肩書がないと判断できない状態に
同様のことは、会社などにおける仕事上の縄張り争いにも通じます。顧客のために付加価値を提供するとか、社会に貢献するといった企業の上位目的を忘れ、利益や面子のために自分の組織のことだけしか考えなくなるという状況は、およそありとあらゆる集団が経験する問題と言ってよいでしょう。
同様に、多数の人員で構成される組織には不可欠である階層という抽象化も、仕事において無用な非効率性を生み出します。管理職に報告するための報告が増えるとか、階層によって伝えられる情報量が異なり意思疎通が取れないなどです。

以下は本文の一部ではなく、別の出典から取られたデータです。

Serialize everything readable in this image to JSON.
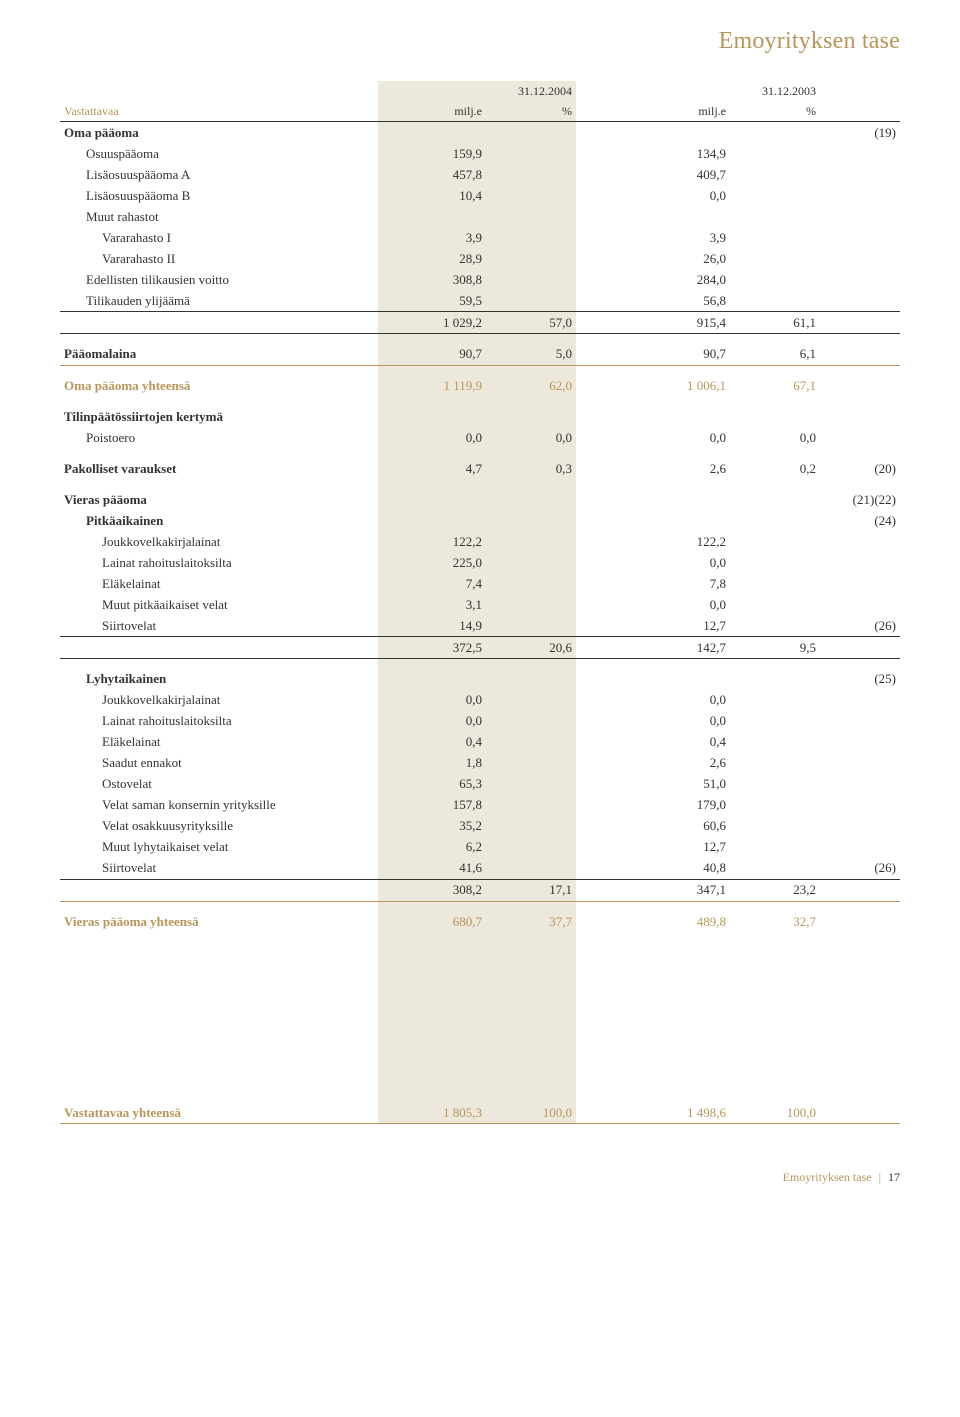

ところがこのような組織や階層の壁というのは、見えないにもかかわらず、組織に属する人の頭の中にはもはや形があって、触ることができるのではないかと思うほど強固なバイアスとして私たちの行動に大きな影響を与えます。
このような集団における生活が長くなった人は、周りの人を所属や肩書で見るようになります。「組織」や「役職」という見えないものが固着し、離れられなくなった人は、他の人を見る時、常に所属や肩書とセットでなければ判断できなくなってしまうのです。
このような場合、抽象化された属性の固着は人種差別やジェンダー差別につながっていきます。ここまで挙げたのは全て、集団での社会生活を営むために用いられている抽象概念が「固着化」することで、むしろ思考の自由度が奪われてしまっている事例です。